Joined by Dr Anne Merriman, another like-minded doctor, they “used to hit the books, read articles”. “We used to also ring people in London to say, ‘How do you control this pain?’ We really had to do it hands-on and the patients were our teachers, telling us how to control their symptoms, how to use the drugs for their pain,” Prof Goh told The New Paper in an interview in 2012.

Helping the sick to die with dignity: Prof Goh held a workshop on palliative care in Sri Lanka with doctors and nurses (Photo source: TNP)

Her big break came when Dr Tetsuo Kashiwagi, the father of hospice care in Japan, visited St Joseph’s Home in 1986, resulting in a single-column piece in The Straits Times, entitled In Singapore, A Place To Die Peacefully.

No looking back

It was then that Prof Goh and a group of like-minded doctors, nurses and lay volunteers got themselves affiliated to the Singapore Cancer Society and started home hospice services. The number of patients and families grew from 70 in the first year to 170 in the second and to 500 by the third.

With a donation of $120,000 over three years from Cheng-Kim Loke Foundation, the group managed to hire a nurse and sent her abroad to train as a nurse coordinator.

Needing to move things along at a much faster pace, the group of 30 had a “clandestine meeting” one night at Prof Goh’s home to discuss a breakaway from the Cancer Society and the Hospice Care Association was born.

Though the services were beginning to be organised, people had still to be won over.

There was the storm of protests in 1992 from students and management at the Singapore Polytechnic at the news that Dover Park Hospice could be sited near them and succeeded in getting the hospice relocated. It’s now in Jalan Tan Tock Seng.

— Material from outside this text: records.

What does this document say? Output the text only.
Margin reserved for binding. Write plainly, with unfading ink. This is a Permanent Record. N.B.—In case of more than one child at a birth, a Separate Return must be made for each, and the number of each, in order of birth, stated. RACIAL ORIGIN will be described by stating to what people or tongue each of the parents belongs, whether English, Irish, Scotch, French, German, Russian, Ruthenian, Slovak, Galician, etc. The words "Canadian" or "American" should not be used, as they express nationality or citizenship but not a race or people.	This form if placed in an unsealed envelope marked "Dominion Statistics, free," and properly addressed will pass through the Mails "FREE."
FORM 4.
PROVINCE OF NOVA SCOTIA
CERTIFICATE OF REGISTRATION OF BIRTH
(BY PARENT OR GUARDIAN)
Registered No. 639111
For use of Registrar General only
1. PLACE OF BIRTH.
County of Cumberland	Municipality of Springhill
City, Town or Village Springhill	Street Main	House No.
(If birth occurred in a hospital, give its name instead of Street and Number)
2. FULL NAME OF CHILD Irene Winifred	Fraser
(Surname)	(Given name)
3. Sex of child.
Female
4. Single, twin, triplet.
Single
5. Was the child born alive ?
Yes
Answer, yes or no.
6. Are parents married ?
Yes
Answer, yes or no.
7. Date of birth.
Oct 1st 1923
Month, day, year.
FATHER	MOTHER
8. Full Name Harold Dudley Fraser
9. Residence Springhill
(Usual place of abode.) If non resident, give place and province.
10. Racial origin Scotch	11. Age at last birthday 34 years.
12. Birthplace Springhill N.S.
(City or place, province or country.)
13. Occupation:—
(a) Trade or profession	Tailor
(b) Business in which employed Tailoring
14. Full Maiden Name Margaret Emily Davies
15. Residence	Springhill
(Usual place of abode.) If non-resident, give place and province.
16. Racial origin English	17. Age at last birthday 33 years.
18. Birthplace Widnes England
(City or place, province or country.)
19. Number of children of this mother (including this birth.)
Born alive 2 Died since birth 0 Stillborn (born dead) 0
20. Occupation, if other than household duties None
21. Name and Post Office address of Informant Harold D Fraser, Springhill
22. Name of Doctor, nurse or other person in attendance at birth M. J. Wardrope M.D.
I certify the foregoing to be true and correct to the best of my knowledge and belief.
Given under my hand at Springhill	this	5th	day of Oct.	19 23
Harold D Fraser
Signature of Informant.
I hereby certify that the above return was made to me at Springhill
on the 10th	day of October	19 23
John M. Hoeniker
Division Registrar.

Prof Goh and her group were also instrumental in getting Palliative Medicine recognised in Singapore in 2006 as a medical subspecialty in line with the UK and Australia. Although traditionally, in medicine, success is synonymous with cure, for Prof Goh, the measure of success is when her team helped in a good death, free of pain.

Flying a dying man home to Bangladesh

The only photo of Mr Sikdar Rana smiling. He was in the ambulance on the way to the plane that took him home to Bangladesh (Photo source: Salt & Light / Courtesy of Cynthia Goh)

In the thick of the Covid-19 pandemic, Prof Goh was one of a group of Singaporeans who worked tirelessly to arrange a special flight to grant Bangladeshi shipyard worker Sikdar Rana his dying wish to return home for what was likely his last Eid with his family. Prof Goh was then recovering from a broken hip.

Diagnosed with advanced stomach cancer, the 34-year-old man lost all hope but one — to see his six-year-old son again. With Circuit Breaker in place, the odds were stacked against them and with the help of friends and other Singaporeans, they managed to fly Mr Rana home.

Prof Goh had in her possession photograph of Mr Rana smiling, taken Dr Charles Johnson, Hope Medflight Asia’s medical director and flight physician.

She told Salt & Light, “When I look at him, I see the face of Christ. That’s how I find meaning in my work.”

Prof Goh left behind her husband Dr Goh Hak Su, son Charles, daughter-in-law Orna-Richella, and grandchildren.